Of course [after graduation from high school] some things go, whistles, lights-out, uniform, parades, prefects,…and yet all the central ideas go on. There will still be chores to be done, and done well, without grumbles; there will still be the need to discipline, for men who can obey and can therefore—when called upon—rule…(Francis 1957, 2).
What we are practicing at Makere, day in and out,…is the subversion… of the African mind; the breaking down of mental tissues; their reconstruction in the Western mode; the reordering of thoughts, feelings, habits, responses, of every aspect of the mind and personality. This is what we are doing, and cannot avoid doing—this is the core of our activity (Murray Carlin in Stanley 1960, 11).

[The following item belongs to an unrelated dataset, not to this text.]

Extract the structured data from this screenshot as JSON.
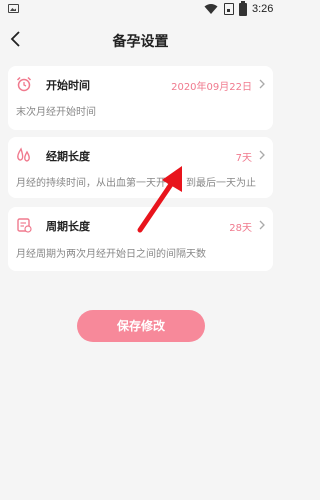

In 1957 a solemn third-former at Alliance High School wrote in the school magazine: “Superstition used to play an important role in Kikuyu society…It was the chief reason why the older order changed more slowly than many people desired” (Ngugi 1957, 21). Unequivocally rejecting “rigid” traditional society, the writer declares approvingly that with the advance of Christianity—“without doubt the greatest civilising influence”—many Gikuyu have come to regard “superstition and witchcraft…with derision.” After a well told anecdote tinged with humorous self-mockery, the essayist ends with sermonizing gratitude for “a most valuable lesson” (22).
This parrot-like bagatelle in The AHS Magazine—signed “J. T. Ngugi, Form 3A,” and his first published work—echoes the high moral tone of the missionary headmaster of Alliance High School, E. Carey Francis (Greaves 1969; Kipkorir 1980; Sicherman 1990, 389-92). The motto of the school, “Strong to Serve,” implied the kinds of “chores” that boys thus educated would have to do in Kenya when they became—in Ngugi's later caustic paraphrase of his headmaster's goal–“efficient machines for running a colonial system” (Sicherman 1990, 20).